Le salut se trouve-t-il dans le remplacement, et non la création, d’anciennes turbines par des machines plus puissantes ? Le potentiel de cette approche dite de "repowering" en intéresse plus d’un. La filière n’en est qu’à ses premiers retours d’expérience. Mais selon ce baromètre, "c’est à présent qu’il faut établir les conditions pour un renouvellement ambitieux des parcs en France". Également sur la table, l’idée de construire un réseau de conseillers éoliens pour les collectivités et la sortie d’un guide de bonnes pratiques entre développeurs, élus et collectivités. Une mission interministérielle explore aussi d’ici mars prochain des solutions pour libérer des zones autour des radars.
Effet domino
Autre filière impactée, le photovoltaïque du fait de la rupture de la chaîne d’approvisionnement asiatique. "Par un effet domino, la livraison tardive des modules photovoltaïques a affecté les calendriers de construction des projets sur l’ensemble de l’année", avec pour effet corollaire une tension sur les prix et "un manque de visibilité" qui ne s’est pas depuis "totalement dissipé". Il faut dire que l’attaque par le gouvernement de la bulle photovoltaïque n’a guère contribué à apaiser ces inquiétudes (voir notre article du 30 octobre dernier)…
Après une forte progression en 2019 et toujours tirée en avant par l’injection dans les réseaux de gaz naturel, la filière biométhane "poursuit sa progression mais de façon plus lente". Plus de 850 installations produisant de l’électricité à partir de biogaz sont aujourd’hui raccordées. Quant au nombre d’unités d’incinération des ordures ménagères, il est "appelé à diminuer", la performance énergétique des incinérateurs étant pour sa part "en constante amélioration". En parallèle et complément, "la filière des combustibles solides de récupération (CSR) est en plein développement, avec des appels à projets qui se multiplient.

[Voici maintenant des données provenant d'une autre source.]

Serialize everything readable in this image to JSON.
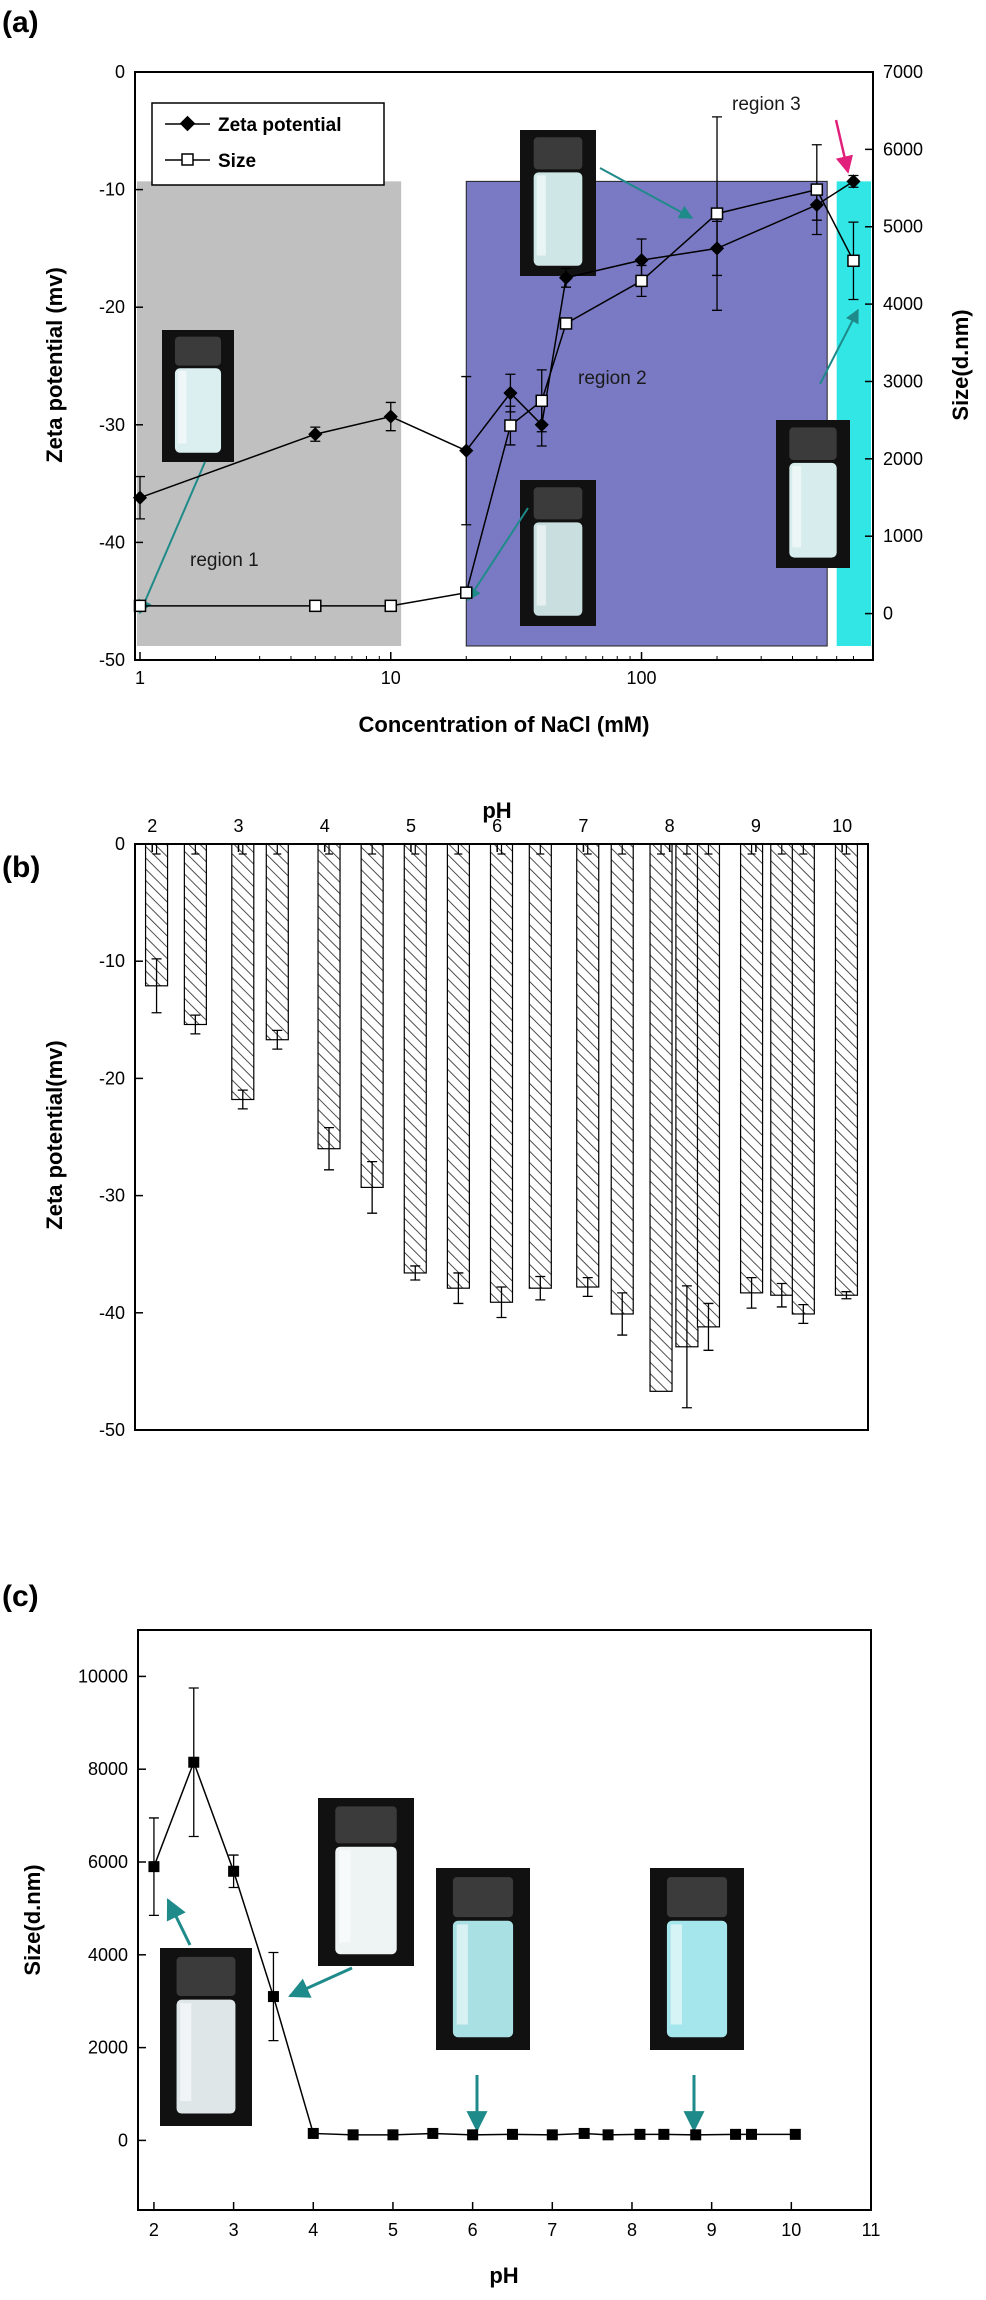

L’hydroélectricité reste la première des énergies renouvelables mais fait face au défi de la flexibilité de ses sites et de leur rémunération. Elle doit encore mettre en valeur ses atouts. Côté bois énergie, parmi la cinquantaine de centrales biomasse solide existantes, trois ont été mises en service l’an dernier. Une seule reste en construction à Le Teilleul (Manche). D’autres projets sont en cours dans les zones non interconnectées. En Martinique comme en Guyane, l’exploitation de la biomasse solide représente en effet un enjeu majeur.